Build a visual search app with TensorFlow in less than 24 hours
For a while now, I really wanted to work on a machine learning project, especially since Apple let you import trained model in your iOS app now. Last September, I took part of a 24h hackathon for an e-commerce business, that was my chance to test it. The idea was simple: a visual search app, listing similar products based on a picture.
Dataset and model
To be able to recommend products based on a picture, the first step is to train a model to classify those pictures and show similar products. To do so, best practice is to train a model against the data set of products. Lucky me, I had a fashion catalog given for the event but if you need one, Zalando already did one, which helped me a lot to have a structure for the process of the training.
Since it was a 24h challenge, instead of training (or retraining a model), I used a trained model “InceptionV3” which is known for image classification. The rest of our stack was Python code with TensorFlow for the machine learning framework, Keras for the interface to TensorFlow and AWS SageMaker to run our tests.
Prediction
To speed up even faster the process for this hackathon, and because I already had a dataset of fashion products, my team and I preferred to store the prediction of each image in our dataset, ready to be compared. It’s equivalent of storing the hash of a string to compare them. We would find the nearest predictions, and therefore, the matching products too.

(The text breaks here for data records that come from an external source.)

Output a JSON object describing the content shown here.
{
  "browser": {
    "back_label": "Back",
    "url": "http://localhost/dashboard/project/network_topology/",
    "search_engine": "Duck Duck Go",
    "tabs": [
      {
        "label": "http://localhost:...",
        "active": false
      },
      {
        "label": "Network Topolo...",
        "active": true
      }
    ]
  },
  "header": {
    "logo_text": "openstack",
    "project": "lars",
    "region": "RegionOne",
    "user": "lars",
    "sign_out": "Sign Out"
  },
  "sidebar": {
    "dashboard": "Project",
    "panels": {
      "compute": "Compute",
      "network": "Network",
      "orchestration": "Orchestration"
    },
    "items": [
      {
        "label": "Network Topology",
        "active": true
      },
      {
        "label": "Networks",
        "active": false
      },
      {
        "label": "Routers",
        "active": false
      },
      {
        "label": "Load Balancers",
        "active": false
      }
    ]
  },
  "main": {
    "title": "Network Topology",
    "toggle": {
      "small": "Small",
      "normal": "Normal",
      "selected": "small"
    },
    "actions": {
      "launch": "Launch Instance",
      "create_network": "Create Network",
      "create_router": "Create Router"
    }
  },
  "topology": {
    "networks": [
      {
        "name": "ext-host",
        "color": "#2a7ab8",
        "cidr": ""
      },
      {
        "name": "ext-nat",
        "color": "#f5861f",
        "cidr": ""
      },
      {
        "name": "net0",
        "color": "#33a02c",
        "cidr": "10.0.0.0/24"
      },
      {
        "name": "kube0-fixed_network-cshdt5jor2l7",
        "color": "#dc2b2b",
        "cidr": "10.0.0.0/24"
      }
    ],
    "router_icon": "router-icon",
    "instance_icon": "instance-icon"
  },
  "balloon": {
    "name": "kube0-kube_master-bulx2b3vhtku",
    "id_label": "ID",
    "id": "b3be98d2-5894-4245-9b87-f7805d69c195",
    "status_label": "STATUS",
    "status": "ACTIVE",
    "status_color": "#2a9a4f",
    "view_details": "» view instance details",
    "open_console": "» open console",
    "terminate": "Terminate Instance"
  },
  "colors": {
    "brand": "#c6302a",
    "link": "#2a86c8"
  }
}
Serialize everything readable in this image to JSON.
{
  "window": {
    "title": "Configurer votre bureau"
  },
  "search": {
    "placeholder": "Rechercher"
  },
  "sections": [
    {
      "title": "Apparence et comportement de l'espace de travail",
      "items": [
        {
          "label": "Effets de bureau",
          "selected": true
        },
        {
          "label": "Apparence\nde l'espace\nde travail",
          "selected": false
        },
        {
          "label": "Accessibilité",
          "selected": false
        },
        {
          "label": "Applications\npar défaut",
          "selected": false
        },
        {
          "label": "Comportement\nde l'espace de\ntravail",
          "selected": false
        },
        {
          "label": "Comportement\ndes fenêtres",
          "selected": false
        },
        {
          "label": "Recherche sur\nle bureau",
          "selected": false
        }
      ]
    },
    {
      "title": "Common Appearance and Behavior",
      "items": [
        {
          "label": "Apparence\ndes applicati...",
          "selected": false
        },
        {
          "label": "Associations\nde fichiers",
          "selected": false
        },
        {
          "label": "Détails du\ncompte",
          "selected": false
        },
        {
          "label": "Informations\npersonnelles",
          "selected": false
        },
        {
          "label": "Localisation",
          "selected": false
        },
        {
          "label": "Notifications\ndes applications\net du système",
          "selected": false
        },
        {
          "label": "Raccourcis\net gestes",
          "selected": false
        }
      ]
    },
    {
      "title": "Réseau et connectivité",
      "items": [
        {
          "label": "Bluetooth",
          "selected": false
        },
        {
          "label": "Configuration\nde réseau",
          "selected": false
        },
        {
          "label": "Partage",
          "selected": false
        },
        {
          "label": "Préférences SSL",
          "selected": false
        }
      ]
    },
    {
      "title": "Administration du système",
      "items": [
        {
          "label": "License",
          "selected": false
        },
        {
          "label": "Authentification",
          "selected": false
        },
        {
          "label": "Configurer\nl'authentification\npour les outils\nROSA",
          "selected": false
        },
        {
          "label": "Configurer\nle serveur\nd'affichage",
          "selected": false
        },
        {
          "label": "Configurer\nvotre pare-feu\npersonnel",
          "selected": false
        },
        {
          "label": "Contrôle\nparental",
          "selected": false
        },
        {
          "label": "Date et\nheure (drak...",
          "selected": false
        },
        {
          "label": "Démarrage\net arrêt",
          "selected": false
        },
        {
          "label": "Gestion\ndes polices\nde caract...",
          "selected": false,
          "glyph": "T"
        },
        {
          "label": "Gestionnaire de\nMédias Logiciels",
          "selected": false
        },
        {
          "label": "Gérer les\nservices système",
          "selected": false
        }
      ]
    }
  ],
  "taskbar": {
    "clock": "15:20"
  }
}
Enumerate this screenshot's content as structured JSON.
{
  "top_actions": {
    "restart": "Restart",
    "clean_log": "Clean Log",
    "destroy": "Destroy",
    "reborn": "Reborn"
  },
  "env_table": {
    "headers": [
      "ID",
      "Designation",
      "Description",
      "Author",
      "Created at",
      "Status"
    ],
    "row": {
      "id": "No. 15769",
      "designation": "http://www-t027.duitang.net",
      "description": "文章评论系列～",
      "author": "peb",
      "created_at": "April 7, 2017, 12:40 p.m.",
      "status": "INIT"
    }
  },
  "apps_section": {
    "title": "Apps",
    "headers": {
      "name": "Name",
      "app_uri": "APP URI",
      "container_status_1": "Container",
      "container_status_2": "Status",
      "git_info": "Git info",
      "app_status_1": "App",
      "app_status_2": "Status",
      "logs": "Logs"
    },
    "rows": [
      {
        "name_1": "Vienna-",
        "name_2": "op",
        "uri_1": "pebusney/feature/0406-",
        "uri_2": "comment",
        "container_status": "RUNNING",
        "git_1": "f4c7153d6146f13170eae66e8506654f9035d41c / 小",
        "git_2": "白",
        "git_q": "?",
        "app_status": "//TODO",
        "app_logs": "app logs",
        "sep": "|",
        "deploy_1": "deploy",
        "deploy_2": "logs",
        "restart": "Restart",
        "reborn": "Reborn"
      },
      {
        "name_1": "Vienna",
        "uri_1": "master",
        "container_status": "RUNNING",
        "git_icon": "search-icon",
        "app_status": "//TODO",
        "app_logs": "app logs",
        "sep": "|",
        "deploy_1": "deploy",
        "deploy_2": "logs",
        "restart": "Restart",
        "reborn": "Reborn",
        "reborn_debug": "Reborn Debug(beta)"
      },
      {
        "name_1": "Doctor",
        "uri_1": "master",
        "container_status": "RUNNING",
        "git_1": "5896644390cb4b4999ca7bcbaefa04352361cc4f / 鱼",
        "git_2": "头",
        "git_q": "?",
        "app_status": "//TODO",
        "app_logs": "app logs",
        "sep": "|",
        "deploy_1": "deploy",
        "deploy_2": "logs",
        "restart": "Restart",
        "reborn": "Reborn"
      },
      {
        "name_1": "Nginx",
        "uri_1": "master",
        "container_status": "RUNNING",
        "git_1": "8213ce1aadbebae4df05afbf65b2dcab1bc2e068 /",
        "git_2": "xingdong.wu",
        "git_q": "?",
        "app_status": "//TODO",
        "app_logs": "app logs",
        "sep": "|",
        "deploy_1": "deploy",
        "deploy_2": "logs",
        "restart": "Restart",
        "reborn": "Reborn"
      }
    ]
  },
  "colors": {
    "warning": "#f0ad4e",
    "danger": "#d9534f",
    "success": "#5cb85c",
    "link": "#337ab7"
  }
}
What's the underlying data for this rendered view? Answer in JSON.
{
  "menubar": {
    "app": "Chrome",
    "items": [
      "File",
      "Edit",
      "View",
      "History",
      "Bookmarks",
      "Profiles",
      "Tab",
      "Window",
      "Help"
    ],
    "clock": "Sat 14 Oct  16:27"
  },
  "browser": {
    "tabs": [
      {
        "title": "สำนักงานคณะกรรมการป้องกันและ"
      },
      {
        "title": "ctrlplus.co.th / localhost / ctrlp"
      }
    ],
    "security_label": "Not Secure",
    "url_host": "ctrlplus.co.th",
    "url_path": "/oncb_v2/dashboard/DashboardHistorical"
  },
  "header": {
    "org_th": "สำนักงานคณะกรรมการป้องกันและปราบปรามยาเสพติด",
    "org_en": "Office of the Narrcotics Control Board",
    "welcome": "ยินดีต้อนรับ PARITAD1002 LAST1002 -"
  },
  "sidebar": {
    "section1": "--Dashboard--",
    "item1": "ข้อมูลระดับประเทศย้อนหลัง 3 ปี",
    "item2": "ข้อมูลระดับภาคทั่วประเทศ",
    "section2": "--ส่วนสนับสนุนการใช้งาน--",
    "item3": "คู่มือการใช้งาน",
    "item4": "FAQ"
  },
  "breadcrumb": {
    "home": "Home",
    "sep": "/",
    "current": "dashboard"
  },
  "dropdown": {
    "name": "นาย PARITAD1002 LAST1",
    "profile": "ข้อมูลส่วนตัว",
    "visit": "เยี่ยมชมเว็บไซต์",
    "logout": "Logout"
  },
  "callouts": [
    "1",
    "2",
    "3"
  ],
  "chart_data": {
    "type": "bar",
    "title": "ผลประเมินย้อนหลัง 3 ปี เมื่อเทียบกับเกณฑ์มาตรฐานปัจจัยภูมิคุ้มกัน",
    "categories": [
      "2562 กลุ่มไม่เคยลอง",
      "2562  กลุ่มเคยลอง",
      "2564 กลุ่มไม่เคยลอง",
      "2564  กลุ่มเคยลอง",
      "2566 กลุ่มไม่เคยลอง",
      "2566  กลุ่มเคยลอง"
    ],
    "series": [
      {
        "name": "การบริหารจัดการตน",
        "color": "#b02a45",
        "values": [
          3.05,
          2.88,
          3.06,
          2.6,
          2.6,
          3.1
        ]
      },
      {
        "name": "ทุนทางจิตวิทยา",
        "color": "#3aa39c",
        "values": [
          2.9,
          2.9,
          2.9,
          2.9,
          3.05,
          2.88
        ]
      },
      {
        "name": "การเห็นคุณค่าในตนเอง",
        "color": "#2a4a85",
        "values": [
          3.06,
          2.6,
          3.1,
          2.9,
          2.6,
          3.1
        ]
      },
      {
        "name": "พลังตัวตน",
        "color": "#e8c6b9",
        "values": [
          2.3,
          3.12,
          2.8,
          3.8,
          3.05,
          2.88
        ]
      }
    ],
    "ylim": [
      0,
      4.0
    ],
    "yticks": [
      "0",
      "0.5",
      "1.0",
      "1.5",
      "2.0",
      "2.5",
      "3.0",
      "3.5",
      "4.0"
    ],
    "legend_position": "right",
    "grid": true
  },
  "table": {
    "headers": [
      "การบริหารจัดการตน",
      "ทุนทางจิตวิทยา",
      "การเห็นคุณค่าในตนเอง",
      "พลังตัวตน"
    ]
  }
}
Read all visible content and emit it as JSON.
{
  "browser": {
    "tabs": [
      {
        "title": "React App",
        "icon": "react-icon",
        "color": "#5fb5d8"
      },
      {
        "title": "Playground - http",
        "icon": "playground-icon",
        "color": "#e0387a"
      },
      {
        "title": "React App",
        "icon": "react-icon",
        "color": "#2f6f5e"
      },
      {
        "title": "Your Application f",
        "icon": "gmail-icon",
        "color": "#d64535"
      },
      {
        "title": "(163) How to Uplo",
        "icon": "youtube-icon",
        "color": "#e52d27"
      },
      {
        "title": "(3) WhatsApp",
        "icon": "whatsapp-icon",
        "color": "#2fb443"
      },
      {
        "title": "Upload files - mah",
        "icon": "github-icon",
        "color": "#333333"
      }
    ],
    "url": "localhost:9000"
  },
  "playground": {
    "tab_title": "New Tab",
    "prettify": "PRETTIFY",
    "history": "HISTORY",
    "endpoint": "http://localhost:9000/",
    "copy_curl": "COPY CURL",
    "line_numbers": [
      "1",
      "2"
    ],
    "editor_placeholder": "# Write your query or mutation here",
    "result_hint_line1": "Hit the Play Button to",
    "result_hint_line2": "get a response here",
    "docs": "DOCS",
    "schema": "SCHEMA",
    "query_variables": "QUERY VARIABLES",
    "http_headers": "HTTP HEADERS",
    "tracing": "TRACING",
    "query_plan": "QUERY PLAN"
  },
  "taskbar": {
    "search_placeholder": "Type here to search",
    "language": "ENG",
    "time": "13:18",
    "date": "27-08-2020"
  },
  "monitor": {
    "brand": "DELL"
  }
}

Finally, for any image to analyse, we would run the prediction and find the closest one. Our fashion dataset was matching a catalog, we could show the matching product ready to buy. We exposed that service into a Python api to be able to consume from mobile and web apps.
Conclusion
Starting at 11am, we built this prototype with only 14h coding. This included the machine learning layer, exposing an api to consume and an iOS app to upload listing products from the result.
“Did it work?”
Yes, for any shoes pictures, we got more shoes. Although we had any kind of tops for t-shirt pictures.
“Was it accurate?”
Not enough. the more time you invest in training of the model and the classification of the images, the more accuracy you’ll get.
Coding cut being the next morning, we knew we couldn’t improve the accuracy much more over the night. With more time (like weeks or months), we could improve this accuracy. I think the best would be to retrain the model on the whole product catalog.
We could push even further the idea and train it based on brands to be even more accurate. We could also do recognition on each fashion product in a picture and compute each object to get the whole look recommended.
On the other side, because I’m only a mobile software engineer, it makes sense to me to add the model into a mobile app. It would be faster to compute a result since there is no upload but also more secure: nobody could trace what is actually in the computed image.
We didn’t get jury award but we won the audience prize, everybody loved it which made it worth it. For me, once again, hackathon was a great experience to meet talented people and learn so much from them.
Thanks for reading